ではどうすれば良いのかと言う事ですが、捻りが足りないと写真のようになりやすいのです。首が立っている事の弊害を端的に表現すると「アゴが上がっているのと同じ意味になる」と言う事です。ですからつまりアゴが上がらなければ良いのです。

ここで少し体幹部操作2の捻りを強調した構えを作ってみてください。捻りを加えないで前傾(ホームベース方向に)した状態と比べると、捻った方が自然に首が傾くと思います。(この詳しいメカニズムはまだ説明出来ませんが)捻るとむしろ首を立てるのが難しくなるでしょう。捻って、アゴを軽くクッと引いてやると、もう首が立ちようがありません。

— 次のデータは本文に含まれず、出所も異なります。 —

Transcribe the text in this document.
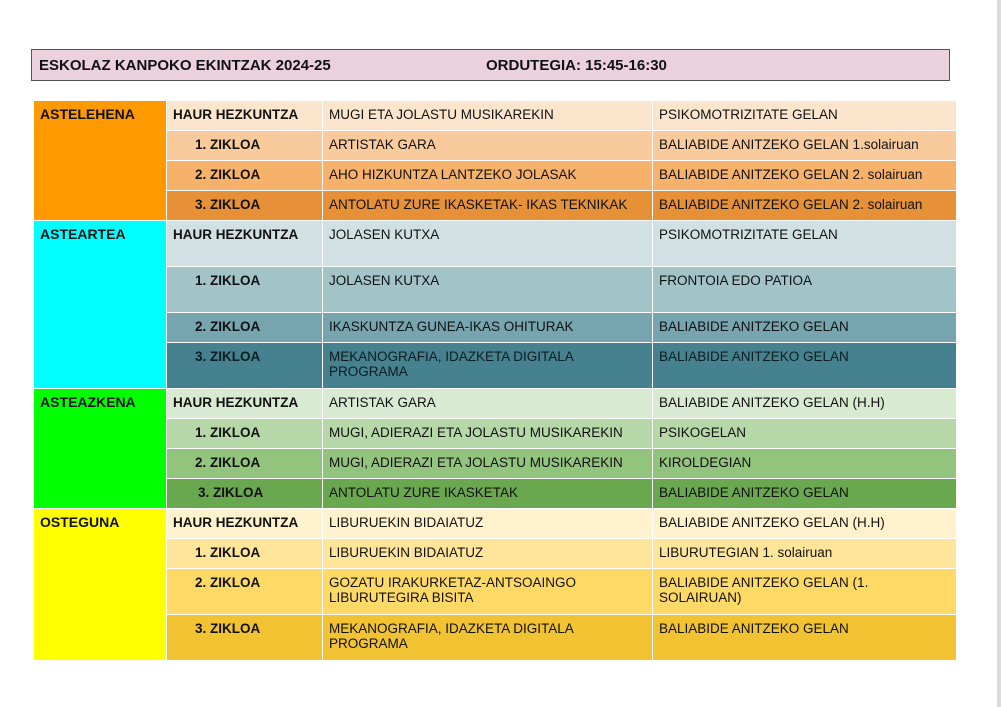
ESKOLAZ KANPOKO EKINTZAK 2024-25	ORDUTEGIA: 15:45-16:30
ASTELEHENA	HAUR HEZKUNTZA	MUGI ETA JOLASTU MUSIKAREKIN	PSIKOMOTRIZITATE GELAN
	1. ZIKLOA	ARTISTAK GARA	BALIABIDE ANITZEKO GELAN 1.solairuan
	2. ZIKLOA	AHO HIZKUNTZA LANTZEKO JOLASAK	BALIABIDE ANITZEKO GELAN 2. solairuan
	3. ZIKLOA	ANTOLATU ZURE IKASKETAK- IKAS TEKNIKAK	BALIABIDE ANITZEKO GELAN 2. solairuan
ASTEARTEA	HAUR HEZKUNTZA	JOLASEN KUTXA	PSIKOMOTRIZITATE GELAN
	1. ZIKLOA	JOLASEN KUTXA	FRONTOIA EDO PATIOA
	2. ZIKLOA	IKASKUNTZA GUNEA-IKAS OHITURAK	BALIABIDE ANITZEKO GELAN
	3. ZIKLOA	MEKANOGRAFIA, IDAZKETA DIGITALA PROGRAMA	BALIABIDE ANITZEKO GELAN
ASTEAZKENA	HAUR HEZKUNTZA	ARTISTAK GARA	BALIABIDE ANITZEKO GELAN (H.H)
	1. ZIKLOA	MUGI, ADIERAZI ETA JOLASTU MUSIKAREKIN	PSIKOGELAN
	2. ZIKLOA	MUGI, ADIERAZI ETA JOLASTU MUSIKAREKIN	KIROLDEGIAN
	3. ZIKLOA	ANTOLATU ZURE IKASKETAK	BALIABIDE ANITZEKO GELAN
OSTEGUNA	HAUR HEZKUNTZA	LIBURUEKIN BIDAIATUZ	BALIABIDE ANITZEKO GELAN (H.H)
	1. ZIKLOA	LIBURUEKIN BIDAIATUZ	LIBURUTEGIAN 1. solairuan
	2. ZIKLOA	GOZATU IRAKURKETAZ-ANTSOAINGO LIBURUTEGIRA BISITA	BALIABIDE ANITZEKO GELAN (1. SOLAIRUAN)
	3. ZIKLOA	MEKANOGRAFIA, IDAZKETA DIGITALA PROGRAMA	BALIABIDE ANITZEKO GELAN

この問題も「2 肩の傾き」に関係が有るのかもしれません。つまり体幹部操作2の捻り、スタンディング割れ絞り体操の動きが苦手なのでしょう。その辺が出来るようになると、打撃も良くなって来ると思います。

4 打撃 まとめ

上記のように、細かいポイントも有るのですが、今最も重要な事は、この感じでどんどん振って行く事により、この打法のメカニズムを身体に憶え込ませる事です。ただ、そうは言っても実際にはバランスが悪くて腕や脚が緊張したりしていると、思うように上手くならずに、むしろ振れば振るほど悪くなったりもして伸び悩む事も有るのです。その意味で「1 揺らぎ ヒッチ 捏ねる」のテーマは特に重要な問題です。基本的に打撃は下半身の力が使えて、上半身に力みが無ければ、少々形は悪くてもバットは走ります。ただ、肘を上げなければ上半身がリラックス出来るかと言うと、そうでも無かったりして一筋縄ではいかないのですが、基本はそういう事です。Y君の場合は親御さんの方でかなり理解されているようですので、そんなに心配は無いのですが、その辺を客観的に見て、伸び悩む方向に向かわないように、そうなってもなるべく早く脱出出来るようにする事が重要でしょうね。そういう調子が悪くなる事が何回か起きるのは仕方が無い事ですが、それを脱出しながら着実に進歩して行きたい所です。


投球編

当日もお話しましたように、重心移動が始まる時に重心がストンと真下に下がるのが問題です。これは、このシーンで骨盤が後傾するためにハムストリングスが緩んでしまい、その力を発揮しにくくなる事で起きる現象です。股関節伸展の力が弱くなるため体重を支えきれないのです。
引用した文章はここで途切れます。